South Korea’s measures came largely out of frustration with the inconsistency of statements from Japan regarding the incident. Tensions reached a peak when facility operator Tokyo Electric Power Co. (TEPCO) said that it had detected radiation of 2,200 millisieverts an hour at a hotspot near a water tank. Shunichi Tanaka, chairman of Japan's nuclear regulation authority, who was trying to dampen fears during Tokyo's Olympics bid, criticized TEPCO for releasing misleading data about the water leaks. He said the company should have used the unit "Becquerel," which signifies the radioactivity level in the water, rather than "millisieverts," which measures potential human exposure.
South Korea was also alarmed by a release of radioactive cooling water into the Pacific Ocean. It responded by deciding that Japanese data was inadequate and applying its ban on seafood products from Fukushima and seven other prefectures: namely Ibaraki, Gunma, Miyagi, Iwate, Tochigi, Chiba and Aomori, which collectively compose the northern half of the main island of Honshu.
In the WTO ruling, the panel noted that South Korea’s ban is a “blanket ban” on all fishery products, rather than a “selective ban” on only high-risk species. As such, it is considered arbitrary and unjust. Japan has especially called for allowing imports of 28 species, including bonito, saury, and abalone.
Following the WTO ruling, South Korea’s Ministry of Trade, Industry and Energy said in a release that the government would appeal in order to safeguard public health and safety.
“Regardless of the decision, the current import ban will be put in place until the WTO’s dispute settlement procedure ends,” it said.
Under WTO rules, the appeal must be filed within 60 days, or else it becomes final. If South Korea keeps its ban in place after a final ruling in Japan’s favor, Japan would be entitled to take a retaliatory action, such as raising tariffs on South Korean imports.
Japanese Minister of Agriculture, Forestry and Fisheries Ken Saito said at a recent news conference that Japan is seriously considering further action if South Korea doesn’t back down.
“Japan will respond accordingly so that our position will be accepted by the appellate body as well,” Saito said. “We will also call on South Korea to sincerely and promptly correct their measures.”

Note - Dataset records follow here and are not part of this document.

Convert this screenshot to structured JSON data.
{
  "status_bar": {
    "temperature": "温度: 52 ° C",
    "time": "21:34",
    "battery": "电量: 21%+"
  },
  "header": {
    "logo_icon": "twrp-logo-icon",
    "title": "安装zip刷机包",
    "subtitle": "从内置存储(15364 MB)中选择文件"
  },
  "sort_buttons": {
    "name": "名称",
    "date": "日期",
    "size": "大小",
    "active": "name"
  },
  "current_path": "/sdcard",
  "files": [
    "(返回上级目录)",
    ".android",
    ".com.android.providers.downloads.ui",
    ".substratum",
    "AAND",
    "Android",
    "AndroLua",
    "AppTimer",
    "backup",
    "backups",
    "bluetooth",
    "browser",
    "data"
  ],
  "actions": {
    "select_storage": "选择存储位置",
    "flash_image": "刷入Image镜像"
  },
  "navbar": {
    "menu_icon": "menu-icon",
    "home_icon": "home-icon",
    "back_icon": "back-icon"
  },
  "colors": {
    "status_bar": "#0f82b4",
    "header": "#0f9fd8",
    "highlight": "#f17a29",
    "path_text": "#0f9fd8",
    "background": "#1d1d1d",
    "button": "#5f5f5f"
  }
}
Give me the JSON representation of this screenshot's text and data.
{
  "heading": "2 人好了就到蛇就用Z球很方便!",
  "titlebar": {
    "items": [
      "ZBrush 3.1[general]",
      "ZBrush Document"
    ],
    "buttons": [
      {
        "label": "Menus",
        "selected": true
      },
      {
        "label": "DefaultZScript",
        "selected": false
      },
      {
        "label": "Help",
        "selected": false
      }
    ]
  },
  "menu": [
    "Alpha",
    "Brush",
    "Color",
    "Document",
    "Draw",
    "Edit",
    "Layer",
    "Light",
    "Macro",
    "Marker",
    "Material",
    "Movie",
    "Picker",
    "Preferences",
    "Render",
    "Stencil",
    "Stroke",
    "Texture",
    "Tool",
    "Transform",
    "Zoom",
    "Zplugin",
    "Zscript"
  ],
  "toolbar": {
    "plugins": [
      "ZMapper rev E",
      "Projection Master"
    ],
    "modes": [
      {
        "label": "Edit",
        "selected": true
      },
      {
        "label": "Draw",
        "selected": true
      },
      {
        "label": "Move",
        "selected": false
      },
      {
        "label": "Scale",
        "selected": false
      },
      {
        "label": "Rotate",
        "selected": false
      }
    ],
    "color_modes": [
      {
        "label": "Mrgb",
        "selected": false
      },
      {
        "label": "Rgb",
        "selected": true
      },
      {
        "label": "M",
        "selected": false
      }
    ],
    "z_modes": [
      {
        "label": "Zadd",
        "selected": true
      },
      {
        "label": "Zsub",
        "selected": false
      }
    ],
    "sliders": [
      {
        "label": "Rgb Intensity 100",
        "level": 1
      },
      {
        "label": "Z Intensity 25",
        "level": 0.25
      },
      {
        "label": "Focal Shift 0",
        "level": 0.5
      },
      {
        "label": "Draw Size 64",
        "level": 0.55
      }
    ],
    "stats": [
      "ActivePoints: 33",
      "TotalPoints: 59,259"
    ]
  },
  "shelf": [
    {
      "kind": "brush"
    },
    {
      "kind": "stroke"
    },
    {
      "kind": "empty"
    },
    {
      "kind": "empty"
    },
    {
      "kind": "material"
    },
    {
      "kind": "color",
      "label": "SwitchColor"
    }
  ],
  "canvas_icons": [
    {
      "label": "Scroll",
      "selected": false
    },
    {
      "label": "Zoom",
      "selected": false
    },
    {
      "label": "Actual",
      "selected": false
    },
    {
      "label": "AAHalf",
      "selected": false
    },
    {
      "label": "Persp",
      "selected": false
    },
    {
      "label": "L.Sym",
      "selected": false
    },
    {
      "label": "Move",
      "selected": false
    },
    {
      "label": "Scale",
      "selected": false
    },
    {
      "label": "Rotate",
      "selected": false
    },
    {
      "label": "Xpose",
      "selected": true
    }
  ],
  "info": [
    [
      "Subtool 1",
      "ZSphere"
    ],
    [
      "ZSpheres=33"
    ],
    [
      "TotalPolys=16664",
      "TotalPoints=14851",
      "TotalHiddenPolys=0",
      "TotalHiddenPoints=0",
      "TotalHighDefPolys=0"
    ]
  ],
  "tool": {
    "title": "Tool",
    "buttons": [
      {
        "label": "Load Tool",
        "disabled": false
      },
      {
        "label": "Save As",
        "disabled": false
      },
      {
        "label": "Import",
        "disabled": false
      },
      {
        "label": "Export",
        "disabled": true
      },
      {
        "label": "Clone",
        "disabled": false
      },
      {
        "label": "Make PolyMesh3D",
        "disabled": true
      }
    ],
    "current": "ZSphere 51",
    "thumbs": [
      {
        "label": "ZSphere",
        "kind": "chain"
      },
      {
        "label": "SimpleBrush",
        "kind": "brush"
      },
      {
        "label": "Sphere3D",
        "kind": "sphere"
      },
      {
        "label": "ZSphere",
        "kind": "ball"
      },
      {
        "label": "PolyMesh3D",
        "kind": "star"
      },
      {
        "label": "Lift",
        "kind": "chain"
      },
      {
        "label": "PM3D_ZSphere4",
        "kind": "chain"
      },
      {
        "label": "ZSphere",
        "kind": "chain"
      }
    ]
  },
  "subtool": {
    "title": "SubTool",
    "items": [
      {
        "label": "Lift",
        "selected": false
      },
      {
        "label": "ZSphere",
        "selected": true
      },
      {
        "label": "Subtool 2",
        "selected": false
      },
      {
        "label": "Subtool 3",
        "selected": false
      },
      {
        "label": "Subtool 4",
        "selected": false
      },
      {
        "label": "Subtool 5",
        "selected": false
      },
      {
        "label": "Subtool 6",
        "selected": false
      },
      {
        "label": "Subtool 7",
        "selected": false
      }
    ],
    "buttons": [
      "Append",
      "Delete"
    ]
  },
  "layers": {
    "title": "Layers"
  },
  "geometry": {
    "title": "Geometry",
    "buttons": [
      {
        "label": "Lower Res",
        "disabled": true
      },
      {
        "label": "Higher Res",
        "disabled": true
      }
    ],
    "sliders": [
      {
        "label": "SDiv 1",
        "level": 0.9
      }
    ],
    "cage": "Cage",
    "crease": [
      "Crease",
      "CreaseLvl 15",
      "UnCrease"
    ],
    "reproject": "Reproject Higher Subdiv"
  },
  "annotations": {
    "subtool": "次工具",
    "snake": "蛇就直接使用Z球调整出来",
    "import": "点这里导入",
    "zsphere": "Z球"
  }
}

Fifty-four countries originally placed restriction on Japanese foods after the accident, but only 27 have bans that remain in place today. Among these, China’s restrictions are the closest to those of South Korea. China bans imports of all foods from Tokyo and nine other prefectures.
Taiwan also has a ban on imports of food from several Japanese prefectures, but this may soon be lifted, as it may stand in the way of Taiwan joining the Comprehensive and Progressive Agreement for the Trans-Pacific Partnership (CPTPP), a successor to the Trans-Pacific Partnership agreement that was being negotiated before U.S. President Donald Trump pulled the United States out of negotiations. Japan has requested that Taiwan base its rules on science rather than “unfounded fears.” However, there was an incident in which Japanese exporters mislabeled the origin of its foods to avoid the bans, sowing public mistrust of Japanese foods. As a result, there is strong public sentiment—particularly amongst Taiwan’s opposition Kuomintang Party—against lifting the ban.
Meanwhile, on 28 February, Thailand became the first country to receive a shipment of seafood from Fukushima Prefecture following the accident. The shipment was 110 kilograms of fresh flounder.
Japanese fishermen in Fukushima began trial-fishing in June 2012. According to prefectural officials, since April 2015, no seafood has been found with radiation levels exceeding Japan’s safety standards. In March of 2017, the prefecture's fisheries association reduced its voluntary fishing exclusion zone from 20 to 10 kilometers away from the nuclear plant.